Andy then covers the German-speaking world from end to end, from Vienna to Frankfurt, and he writes in a remarkable variety of historical registers. He is as much at home exploring the history of technology or fascist aesthetics as he is untangling the complexities of German existentialist philosophy. Yet, for all its range, Andy’s research is informed by a powerful and consistent critical voice, one that is neither nostalgic nor sentimental, and that voice imparts to his work an unusual coherence. What are the possibilities, he asks, for human liberation in a modernity defined by science and the machine and pockmarked by catastrophe? Andy is a genuine intellectual, deeply immersed in the European debates which still roil continental culture today. 

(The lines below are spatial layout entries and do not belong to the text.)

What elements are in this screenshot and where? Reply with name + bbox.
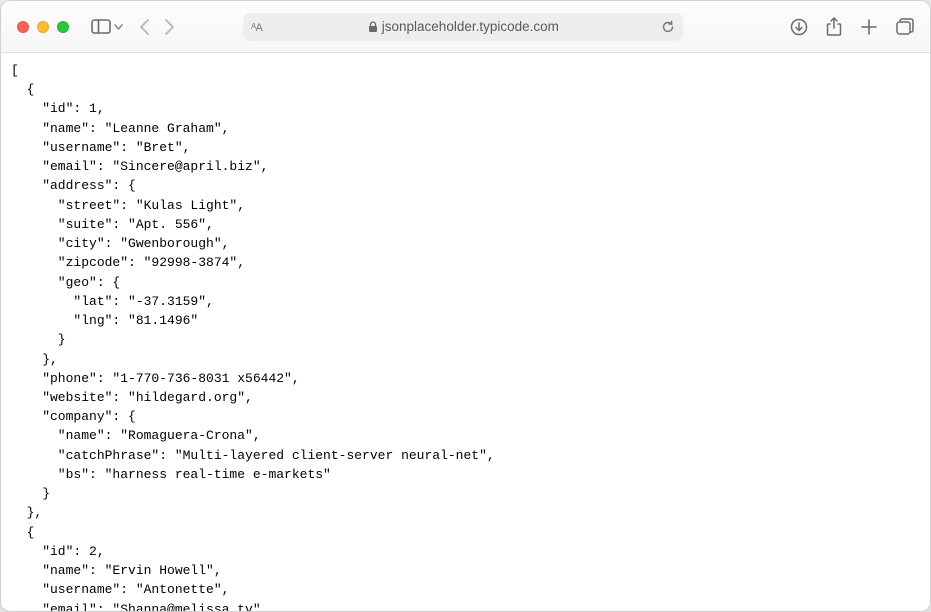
reload-button[interactable]: [661, 20, 675, 34]
lock-icon: [368, 21, 378, 33]
share-button[interactable]: [826, 17, 842, 37]
page-content[interactable]: [ { "id": 1, "name": "Leanne Graham", "u…: [1, 53, 930, 611]
downloads-button[interactable]: [790, 17, 808, 37]
site-settings-icon[interactable]: A A: [251, 21, 265, 33]
maximize-window-button[interactable]: [57, 21, 69, 33]
json-response-body: [ { "id": 1, "name": "Leanne Graham", "u…: [11, 61, 920, 611]
svg-text:A: A: [256, 22, 264, 33]
forward-button[interactable]: [164, 18, 175, 36]
window-controls: [17, 21, 69, 33]
address-bar[interactable]: A A jsonplaceholder.typicode.com: [243, 13, 683, 41]
chevron-down-icon: [114, 24, 123, 30]
tab-overview-button[interactable]: [896, 17, 914, 37]
sidebar-icon: [91, 19, 111, 34]
back-button[interactable]: [139, 18, 150, 36]
toolbar: A A jsonplaceholder.typicode.com: [1, 1, 930, 53]
browser-window: A A jsonplaceholder.typicode.com: [0, 0, 931, 612]
toolbar-right: [790, 17, 914, 37]
sidebar-toggle[interactable]: [91, 19, 123, 34]
close-window-button[interactable]: [17, 21, 29, 33]
navigation-arrows: [139, 18, 175, 36]
minimize-window-button[interactable]: [37, 21, 49, 33]
url-text: jsonplaceholder.typicode.com: [382, 19, 559, 34]
new-tab-button[interactable]: [860, 17, 878, 37]
address-text: jsonplaceholder.typicode.com: [368, 19, 559, 34]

Andy’s commitment to a critical-minded engagement with European thought shaped his teaching at Princeton. He has taught courses on Europe in the 20th century, on the history of fascism, and on European intellectual history. From 1998 to 2008, he directed the Program in European Cultural Studies, founded by Carl Schorske, whose pedagogy mixed culture and politics in ways that prefigured Andy’s own complex approach. Graduate students find bracing Andy’s ability to recover a bygone era when the gamut of political options ran far wider than it does today. One student put it this way: “Andy takes us back to the age before ‘the end of ideologies’ and ‘the end of history.’ He reanimates our flat political horizon through engaged confrontation with the great utopian and dystopian possibilities that changed the course of modern European history.” 

Andy, of course, brings the same kind of engagement to his activities outside Princeton. He helped co-found a journal in 1974, New German Critique, which remains an ongoing concern even now, and he served for many years on the editorial board of Dissent magazine to which he was also a regular contributor. As the very names of these publications attest, critique and dissent are watchwords of Andy’s life in scholarship— on the written page as in the classroom, within the university as without.  He is an intellectual as well as a scholar and a teacher, someone whose own sense of commitment (and sense of humor) inspires the loyalty of others, whether student, colleague, or friend.